Five hooks. Most of them are tens of lines of code. Together they convert Claude Code from "tool an individual installs" to "capability a platform team owns."

What hooks do not solve

Two honest limits. First, hooks operate on what the agent does, not on what it thinks. A user prompt that includes social-engineering against the policy still reaches the agent unless your hook catches it. Investing in well-designed system prompts and memory entries matters as much as the hooks themselves.

Second, the hooks are local.
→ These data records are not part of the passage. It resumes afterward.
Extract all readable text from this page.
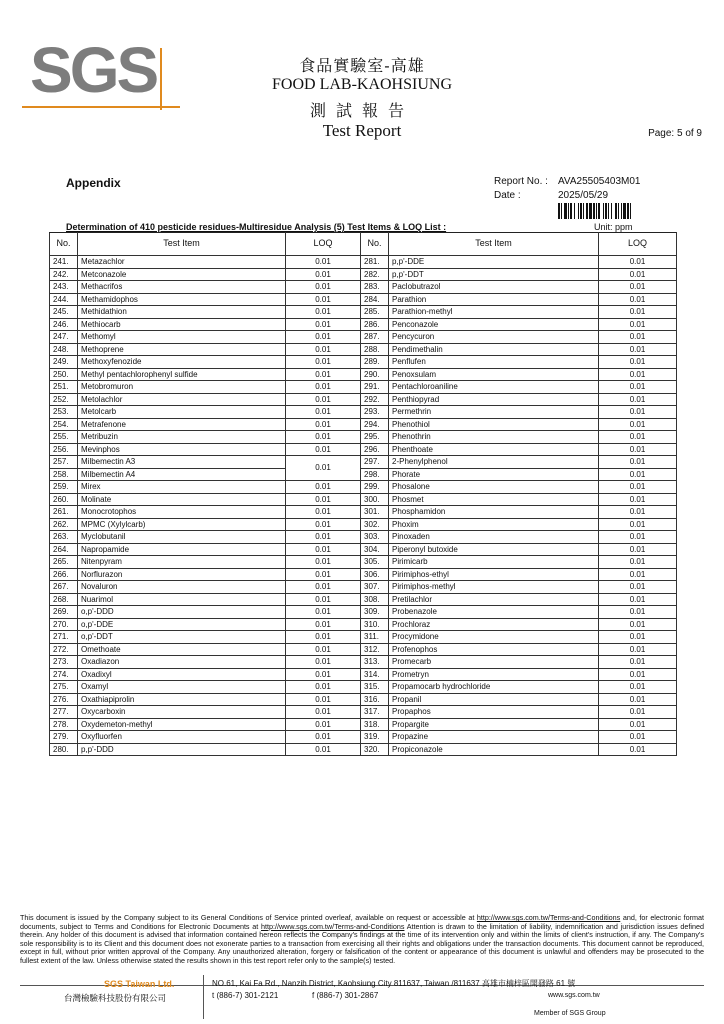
SGS	食品實驗室-高雄
FOOD LAB-KAOHSIUNG
測試報告
Test Report	Page: 5 of 9
Appendix	Report No. : AVA25505403M01
Date :	2025/05/29
Determination of 410 pesticide residues-Multiresidue Analysis (5) Test Items & LOQ List :	Unit: ppm
No.	Test Item	LOQ	No.	Test Item	LOQ
241.	Metazachlor	0.01	281.	p,p'-DDE	0.01
242.	Metconazole	0.01	282.	p,p'-DDT	0.01
243.	Methacrifos	0.01	283.	Paclobutrazol	0.01
244.	Methamidophos	0.01	284.	Parathion	0.01
245.	Methidathion	0.01	285.	Parathion-methyl	0.01
246.	Methiocarb	0.01	286.	Penconazole	0.01
247.	Methomyl	0.01	287.	Pencycuron	0.01
248.	Methoprene	0.01	288.	Pendimethalin	0.01
249.	Methoxyfenozide	0.01	289.	Penflufen	0.01
250.	Methyl pentachlorophenyl sulfide	0.01	290.	Penoxsulam	0.01
251.	Metobromuron	0.01	291.	Pentachloroaniline	0.01
252.	Metolachlor	0.01	292.	Penthiopyrad	0.01
253.	Metolcarb	0.01	293.	Permethrin	0.01
254.	Metrafenone	0.01	294.	Phenothiol	0.01
255.	Metribuzin	0.01	295.	Phenothrin	0.01
256.	Mevinphos	0.01	296.	Phenthoate	0.01
257.	Milbemectin A3	0.01	297.	2-Phenylphenol	0.01
258.	Milbemectin A4		298.	Phorate	0.01
259.	Mirex	0.01	299.	Phosalone	0.01
260.	Molinate	0.01	300.	Phosmet	0.01
261.	Monocrotophos	0.01	301.	Phosphamidon	0.01
262.	MPMC (Xylylcarb)	0.01	302.	Phoxim	0.01
263.	Myclobutanil	0.01	303.	Pinoxaden	0.01
264.	Napropamide	0.01	304.	Piperonyl butoxide	0.01
265.	Nitenpyram	0.01	305.	Pirimicarb	0.01
266.	Norflurazon	0.01	306.	Pirimiphos-ethyl	0.01
267.	Novaluron	0.01	307.	Pirimiphos-methyl	0.01
268.	Nuarimol	0.01	308.	Pretilachlor	0.01
269.	o,p'-DDD	0.01	309.	Probenazole	0.01
270.	o,p'-DDE	0.01	310.	Prochloraz	0.01
271.	o,p'-DDT	0.01	311.	Procymidone	0.01
272.	Omethoate	0.01	312.	Profenophos	0.01
273.	Oxadiazon	0.01	313.	Promecarb	0.01
274.	Oxadixyl	0.01	314.	Prometryn	0.01
275.	Oxamyl	0.01	315.	Propamocarb hydrochloride	0.01
276.	Oxathiapiprolin	0.01	316.	Propanil	0.01
277.	Oxycarboxin	0.01	317.	Propaphos	0.01
278.	Oxydemeton-methyl	0.01	318.	Propargite	0.01
279.	Oxyfluorfen	0.01	319.	Propazine	0.01
280.	p,p'-DDD	0.01	320.	Propiconazole	0.01
This document is issued by the Company subject to its General Conditions of Service printed overleaf, available on request or accessible at http://www.sgs.com.tw/Terms-and-Conditions and, for electronic format documents, subject to Terms and Conditions for Electronic Documents at http://www.sgs.com.tw/Terms-and-Conditions Attention is drawn to the limitation of liability, indemnification and jurisdiction issues defined therein. Any holder of this document is advised that information contained hereon reflects the Company's findings at the time of its intervention only and within the limits of client's instruction, if any. The Company's sole responsibility is to its Client and this document does not exonerate parties to a transaction from exercising all their rights and obligations under the transaction documents. This document cannot be reproduced, except in full, without prior written approval of the Company. Any unauthorized alteration, forgery or falsification of the content or appearance of this document is unlawful and offenders may be prosecuted to the fullest extent of the law. Unless otherwise stated the results shown in this test report refer only to the sample(s) tested.
SGS Taiwan Ltd.
台灣檢驗科技股份有限公司
NO.61, Kai Fa Rd., Nanzih District, Kaohsiung City 811637, Taiwan /811637 高雄市楠梓區開發路 61 號
t (886-7) 301-2121	f (886-7) 301-2867	www.sgs.com.tw
Member of SGS Group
They run on the developer's machine. For organisations that want a server-side enforcement layer, the hook system is necessary but not sufficient — you also need a central policy server that the local hooks consult. That pattern is straightforward; it just needs to be built deliberately.

The maturity signal

A tool that ships eighteen named extension points and a structured memory architecture is a tool taking itself seriously as infrastructure. That is the signal worth catching. For enterprise teams that have been waiting for agentic coding to feel governable, this is the moment to start designing the policy that will live in those hooks. Build the policy now. The next six months are when peers start asking how you did it.